C’était un jeune garçon, au coeur plein de courage,
Dont la curiosité faisait bien des ravages
Dans son village tranquille, trop tranquille pour son âge.

Quand on est un enfant, on n’ veut pas être sage !

Sa maman, son papa, l’avaient bien prévenu :
Ses retards, en cascades, ils ne supporteraient plus.

Malgré tout, ce soir même, il n’est pas en avance.
Alors, pour éviter le courroux des parents,
Il détourne sa route pour rattraper le temps
Et entre en terre maudite, au mépris du bon sens.

Pour autant, le gamin n’est pas impressionné.
En quête d’un raccourci, il sent ses ailes pousser.
Grands loups et araignées, rien ne peut résister,
Il se voit chevalier, prêt à tout affronter.

Pour se donner courage, il fredonne en cadence
Un petit air malin que grand-père lui chantait,
Sa comptine préférée qui, de bien loin, datait :
Une chanson entonnée sans en comprendre le sens.

« Amstramgram,
Tourne roue de l’aventure,
Roule et cours à vive allure !
Amstramgram ! »

Il croit connaître la nuit mais n’a pas deviné
Que celle-ci est trop vieille pour les trop jeunes-nés.
Une nuit pas comme les autres, toute fourche et de travers,
Une nuit de grand tourment, à faire pleurer misère.
Le voici qui avance sur les terres égarées.
Par-delà le grand pont, puis bien plus loin encore,
Au-delà du connu, à travers le perdu,
De mauvaise renommée comme de bien entendu,
Il choisit le lointain et s’approche des morts.

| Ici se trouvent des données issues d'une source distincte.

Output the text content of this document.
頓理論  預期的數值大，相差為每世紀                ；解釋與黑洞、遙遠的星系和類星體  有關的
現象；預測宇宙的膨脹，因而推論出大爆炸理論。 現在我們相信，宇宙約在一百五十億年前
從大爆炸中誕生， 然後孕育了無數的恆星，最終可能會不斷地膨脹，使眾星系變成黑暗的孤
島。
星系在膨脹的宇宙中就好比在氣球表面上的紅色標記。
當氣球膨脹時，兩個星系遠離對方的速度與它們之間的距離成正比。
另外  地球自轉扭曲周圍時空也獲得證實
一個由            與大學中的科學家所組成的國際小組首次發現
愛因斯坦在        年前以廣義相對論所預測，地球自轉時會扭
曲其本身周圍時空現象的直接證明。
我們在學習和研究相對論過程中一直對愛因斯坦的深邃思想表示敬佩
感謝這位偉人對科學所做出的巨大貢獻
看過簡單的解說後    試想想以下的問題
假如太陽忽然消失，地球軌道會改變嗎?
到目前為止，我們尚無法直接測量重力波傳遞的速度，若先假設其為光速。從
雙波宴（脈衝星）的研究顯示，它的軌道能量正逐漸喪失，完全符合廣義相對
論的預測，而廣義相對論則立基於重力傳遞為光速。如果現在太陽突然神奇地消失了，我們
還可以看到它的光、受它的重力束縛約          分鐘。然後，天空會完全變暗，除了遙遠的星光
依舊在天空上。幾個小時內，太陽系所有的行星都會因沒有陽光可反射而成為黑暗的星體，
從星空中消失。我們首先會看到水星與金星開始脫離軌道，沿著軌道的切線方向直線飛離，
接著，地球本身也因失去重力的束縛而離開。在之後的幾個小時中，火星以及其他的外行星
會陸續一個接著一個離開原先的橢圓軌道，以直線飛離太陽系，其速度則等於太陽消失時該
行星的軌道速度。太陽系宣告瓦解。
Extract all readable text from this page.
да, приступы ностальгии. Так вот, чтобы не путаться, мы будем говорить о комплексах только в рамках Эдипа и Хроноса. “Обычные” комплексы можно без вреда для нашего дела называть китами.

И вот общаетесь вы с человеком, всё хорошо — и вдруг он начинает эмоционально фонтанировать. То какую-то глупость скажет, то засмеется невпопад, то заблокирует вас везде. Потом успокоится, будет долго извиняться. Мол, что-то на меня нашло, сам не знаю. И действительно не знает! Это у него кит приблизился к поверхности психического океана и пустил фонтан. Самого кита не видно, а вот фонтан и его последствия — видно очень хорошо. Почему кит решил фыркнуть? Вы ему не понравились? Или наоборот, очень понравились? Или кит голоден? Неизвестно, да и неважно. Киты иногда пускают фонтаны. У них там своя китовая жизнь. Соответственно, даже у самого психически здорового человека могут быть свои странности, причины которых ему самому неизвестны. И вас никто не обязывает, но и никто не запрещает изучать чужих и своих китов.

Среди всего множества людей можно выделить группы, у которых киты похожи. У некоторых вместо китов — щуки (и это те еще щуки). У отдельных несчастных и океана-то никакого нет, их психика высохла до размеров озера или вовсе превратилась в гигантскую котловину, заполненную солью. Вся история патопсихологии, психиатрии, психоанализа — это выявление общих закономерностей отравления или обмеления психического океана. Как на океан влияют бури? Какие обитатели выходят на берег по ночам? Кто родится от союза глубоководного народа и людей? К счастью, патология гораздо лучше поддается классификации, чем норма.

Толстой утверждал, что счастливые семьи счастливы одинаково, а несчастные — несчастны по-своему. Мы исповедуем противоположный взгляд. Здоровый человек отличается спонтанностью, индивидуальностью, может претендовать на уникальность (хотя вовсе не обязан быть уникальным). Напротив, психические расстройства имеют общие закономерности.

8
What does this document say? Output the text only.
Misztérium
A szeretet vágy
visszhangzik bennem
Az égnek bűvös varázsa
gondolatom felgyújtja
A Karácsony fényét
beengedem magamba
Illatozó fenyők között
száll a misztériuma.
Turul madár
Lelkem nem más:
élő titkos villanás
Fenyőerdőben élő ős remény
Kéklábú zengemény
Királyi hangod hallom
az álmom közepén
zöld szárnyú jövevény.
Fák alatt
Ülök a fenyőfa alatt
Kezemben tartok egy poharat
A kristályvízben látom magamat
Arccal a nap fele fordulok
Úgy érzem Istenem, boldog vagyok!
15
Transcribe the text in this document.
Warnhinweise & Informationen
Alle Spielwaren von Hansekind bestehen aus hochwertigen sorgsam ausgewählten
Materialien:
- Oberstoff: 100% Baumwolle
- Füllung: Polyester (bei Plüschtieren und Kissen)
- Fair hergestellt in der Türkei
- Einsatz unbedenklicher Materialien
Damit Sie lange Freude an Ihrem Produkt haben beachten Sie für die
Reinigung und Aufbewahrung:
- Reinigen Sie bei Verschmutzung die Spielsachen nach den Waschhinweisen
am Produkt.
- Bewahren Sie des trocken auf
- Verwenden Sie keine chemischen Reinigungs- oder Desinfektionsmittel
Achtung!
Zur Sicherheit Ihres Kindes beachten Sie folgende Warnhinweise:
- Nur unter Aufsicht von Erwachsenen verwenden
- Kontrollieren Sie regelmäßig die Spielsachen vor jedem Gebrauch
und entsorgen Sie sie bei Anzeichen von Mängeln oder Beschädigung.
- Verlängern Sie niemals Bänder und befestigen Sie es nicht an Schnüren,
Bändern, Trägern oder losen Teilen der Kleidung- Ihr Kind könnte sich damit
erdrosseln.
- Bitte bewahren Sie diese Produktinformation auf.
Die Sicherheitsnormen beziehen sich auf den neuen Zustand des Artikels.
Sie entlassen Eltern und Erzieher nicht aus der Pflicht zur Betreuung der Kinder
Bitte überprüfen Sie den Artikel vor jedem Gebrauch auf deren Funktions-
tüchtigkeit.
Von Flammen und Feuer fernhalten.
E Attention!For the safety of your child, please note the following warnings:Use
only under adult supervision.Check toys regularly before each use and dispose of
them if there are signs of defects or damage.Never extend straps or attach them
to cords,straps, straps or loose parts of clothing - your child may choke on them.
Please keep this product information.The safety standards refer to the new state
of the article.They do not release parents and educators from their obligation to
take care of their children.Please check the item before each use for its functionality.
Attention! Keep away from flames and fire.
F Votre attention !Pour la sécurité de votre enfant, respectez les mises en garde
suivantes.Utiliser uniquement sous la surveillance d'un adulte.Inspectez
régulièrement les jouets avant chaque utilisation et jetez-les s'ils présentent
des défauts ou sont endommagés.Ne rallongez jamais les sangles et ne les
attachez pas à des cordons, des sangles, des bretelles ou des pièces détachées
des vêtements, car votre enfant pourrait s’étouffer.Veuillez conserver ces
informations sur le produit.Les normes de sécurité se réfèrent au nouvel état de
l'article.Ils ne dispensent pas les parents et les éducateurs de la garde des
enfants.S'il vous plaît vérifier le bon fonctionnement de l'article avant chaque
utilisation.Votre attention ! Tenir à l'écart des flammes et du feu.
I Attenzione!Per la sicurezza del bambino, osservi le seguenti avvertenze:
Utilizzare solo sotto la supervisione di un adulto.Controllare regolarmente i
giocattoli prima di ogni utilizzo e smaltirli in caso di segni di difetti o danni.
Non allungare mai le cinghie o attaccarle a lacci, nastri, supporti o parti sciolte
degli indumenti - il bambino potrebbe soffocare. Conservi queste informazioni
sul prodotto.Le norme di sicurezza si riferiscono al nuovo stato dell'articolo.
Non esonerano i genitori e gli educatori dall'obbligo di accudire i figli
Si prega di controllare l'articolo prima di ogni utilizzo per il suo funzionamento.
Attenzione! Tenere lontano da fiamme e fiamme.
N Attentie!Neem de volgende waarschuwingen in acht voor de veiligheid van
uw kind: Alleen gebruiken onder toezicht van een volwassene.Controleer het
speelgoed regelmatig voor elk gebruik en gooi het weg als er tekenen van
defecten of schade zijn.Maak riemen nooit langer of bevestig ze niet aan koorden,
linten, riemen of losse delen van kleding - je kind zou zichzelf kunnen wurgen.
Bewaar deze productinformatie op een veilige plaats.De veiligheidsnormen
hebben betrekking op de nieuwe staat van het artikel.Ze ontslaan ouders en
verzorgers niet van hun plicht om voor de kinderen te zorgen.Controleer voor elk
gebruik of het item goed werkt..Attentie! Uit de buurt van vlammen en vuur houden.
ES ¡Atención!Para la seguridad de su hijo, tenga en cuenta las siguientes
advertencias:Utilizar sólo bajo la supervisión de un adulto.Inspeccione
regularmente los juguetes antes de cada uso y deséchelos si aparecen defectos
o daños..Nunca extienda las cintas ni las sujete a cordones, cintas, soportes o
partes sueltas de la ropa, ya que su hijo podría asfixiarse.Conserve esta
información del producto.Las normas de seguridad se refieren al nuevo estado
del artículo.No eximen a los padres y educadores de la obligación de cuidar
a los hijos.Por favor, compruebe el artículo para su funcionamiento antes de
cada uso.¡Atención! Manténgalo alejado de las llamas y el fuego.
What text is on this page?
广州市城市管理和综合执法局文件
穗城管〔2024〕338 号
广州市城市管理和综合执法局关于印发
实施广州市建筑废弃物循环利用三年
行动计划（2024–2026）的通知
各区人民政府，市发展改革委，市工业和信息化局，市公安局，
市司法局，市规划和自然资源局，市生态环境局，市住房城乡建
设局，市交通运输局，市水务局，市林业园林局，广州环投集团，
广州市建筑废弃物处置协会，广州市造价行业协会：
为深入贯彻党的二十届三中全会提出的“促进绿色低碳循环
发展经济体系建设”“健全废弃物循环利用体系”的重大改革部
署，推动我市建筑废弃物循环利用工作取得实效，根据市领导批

Lors des feux, des veillées, l’histoire était contée.
Tous les vieux du canton aiment bien radoter
Et prennent grand plaisir à faire peur aux rejetons :

« Cet endroit est maudit, il faut faire attention ! »

Combien de fois lui ont-ils conté les misères
Qui envahissent ceux qui marchent sur ces terres ?
Mais lui n’y croit pas trop, ou pas suffisamment,
Alors il en profite, ce soir, pour faire le grand.

Il avance, il bondit, fait d’une branche une épée.
Il est l’explorateur des frontières reculées !
L’aventure est en marche ; il fonce, incontrôlable !
Il défie les hiboux, les souris et les arbres,
Evente les fantômes, griffe les loups garous,
Les vampires, bouches-bée, prennent leurs dents à leur cou.
Il est prêt à se battre, terrasser tous les ours.
Pourtant, un papillon l’arrête dans sa course.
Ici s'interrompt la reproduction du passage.